The authors give the example of doubly stable bistable rotaxanes—dumbbell-shaped molecules in which an electrochemical input can move reactants to different positions along the central part of the dumbbell to alter an energy profile and drive a reaction uphill. An example is given of a molecule that can be switched by an oxidation-reduction event between contracted and extended states. If such a molecule is attached to a molecular spring, then the extended form of the molecule could store energy in the spring molecule. If the architecture of the device as a whole allows the spring to be detached from the oxidation-reduction switch, then the energy stored in the spring can be harvested to do external work. Thus an oxidation-reduction switch becomes part of a simple molecular motor.
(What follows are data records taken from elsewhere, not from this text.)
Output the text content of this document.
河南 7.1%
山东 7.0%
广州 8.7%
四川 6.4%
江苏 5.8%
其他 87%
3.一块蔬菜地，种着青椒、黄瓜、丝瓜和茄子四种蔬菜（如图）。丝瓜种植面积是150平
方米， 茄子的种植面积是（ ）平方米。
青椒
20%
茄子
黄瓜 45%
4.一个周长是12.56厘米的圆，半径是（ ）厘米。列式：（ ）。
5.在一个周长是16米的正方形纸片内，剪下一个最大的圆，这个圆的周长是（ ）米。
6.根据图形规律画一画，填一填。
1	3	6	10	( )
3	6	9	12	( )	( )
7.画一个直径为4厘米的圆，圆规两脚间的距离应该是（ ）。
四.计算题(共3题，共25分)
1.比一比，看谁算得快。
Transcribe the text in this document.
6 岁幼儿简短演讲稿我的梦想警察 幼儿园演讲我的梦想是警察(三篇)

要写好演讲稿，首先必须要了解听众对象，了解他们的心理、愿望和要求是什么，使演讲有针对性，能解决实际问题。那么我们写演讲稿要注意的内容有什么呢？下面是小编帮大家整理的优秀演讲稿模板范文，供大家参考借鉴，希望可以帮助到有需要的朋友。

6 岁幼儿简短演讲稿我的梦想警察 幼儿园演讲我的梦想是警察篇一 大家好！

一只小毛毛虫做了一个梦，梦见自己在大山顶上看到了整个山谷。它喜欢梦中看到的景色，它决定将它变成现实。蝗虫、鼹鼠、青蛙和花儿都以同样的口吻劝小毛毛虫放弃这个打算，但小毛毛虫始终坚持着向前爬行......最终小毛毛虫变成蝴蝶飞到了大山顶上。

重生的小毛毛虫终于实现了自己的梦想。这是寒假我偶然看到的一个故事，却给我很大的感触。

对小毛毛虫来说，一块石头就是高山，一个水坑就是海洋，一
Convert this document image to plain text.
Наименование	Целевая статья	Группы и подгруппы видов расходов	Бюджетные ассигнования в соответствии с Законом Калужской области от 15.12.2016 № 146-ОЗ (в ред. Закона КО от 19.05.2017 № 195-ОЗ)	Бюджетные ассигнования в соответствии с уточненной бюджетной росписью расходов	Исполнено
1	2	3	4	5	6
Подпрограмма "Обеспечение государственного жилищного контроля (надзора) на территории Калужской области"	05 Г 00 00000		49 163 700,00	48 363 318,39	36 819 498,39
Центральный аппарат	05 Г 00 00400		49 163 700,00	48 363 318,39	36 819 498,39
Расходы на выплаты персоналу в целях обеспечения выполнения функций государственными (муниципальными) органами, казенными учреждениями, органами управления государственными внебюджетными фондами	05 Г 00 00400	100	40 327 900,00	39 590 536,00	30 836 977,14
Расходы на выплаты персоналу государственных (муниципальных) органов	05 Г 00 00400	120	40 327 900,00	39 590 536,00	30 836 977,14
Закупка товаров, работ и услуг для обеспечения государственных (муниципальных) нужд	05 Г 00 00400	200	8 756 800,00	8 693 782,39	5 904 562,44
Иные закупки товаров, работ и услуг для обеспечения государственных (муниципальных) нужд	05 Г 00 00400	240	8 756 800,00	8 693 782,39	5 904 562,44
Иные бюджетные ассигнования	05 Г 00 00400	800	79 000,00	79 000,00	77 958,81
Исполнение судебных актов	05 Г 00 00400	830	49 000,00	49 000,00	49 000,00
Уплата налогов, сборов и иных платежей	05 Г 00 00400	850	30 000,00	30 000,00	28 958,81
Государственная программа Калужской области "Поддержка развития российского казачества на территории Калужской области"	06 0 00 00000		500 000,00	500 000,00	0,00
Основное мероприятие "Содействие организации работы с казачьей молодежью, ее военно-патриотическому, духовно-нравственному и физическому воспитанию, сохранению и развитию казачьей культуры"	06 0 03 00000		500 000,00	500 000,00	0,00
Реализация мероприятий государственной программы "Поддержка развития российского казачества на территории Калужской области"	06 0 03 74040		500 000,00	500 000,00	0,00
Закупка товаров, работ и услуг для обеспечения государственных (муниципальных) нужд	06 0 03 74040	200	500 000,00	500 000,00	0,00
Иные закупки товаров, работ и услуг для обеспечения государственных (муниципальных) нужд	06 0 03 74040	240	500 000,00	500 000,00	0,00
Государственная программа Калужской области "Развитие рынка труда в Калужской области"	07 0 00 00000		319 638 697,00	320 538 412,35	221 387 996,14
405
Having considered how to extract external work from externally switchable molecules, the authors consider how sufficient energy to perform macroscopic work could be harvested from mesoscopic arrays of AMMs. They note that in biological systems molecular motors are organized spatially and synchronized to act together, and consider approaches to fabricate such arrays through self-assembly. They cite metal oxide frameworks as one potentially promising type of scaffolding that might be used to array AMMs.

The brief roadmap presented in this tutorial review outlines the challenges and opportunities involved in transforming simple molecular switches into AMMs. The authors are optimistic:

On the horizon lie new types of “mechanized” enzyme-like mimicks, addressable nanomaterials, nanorobots, and possibly more into the bargain.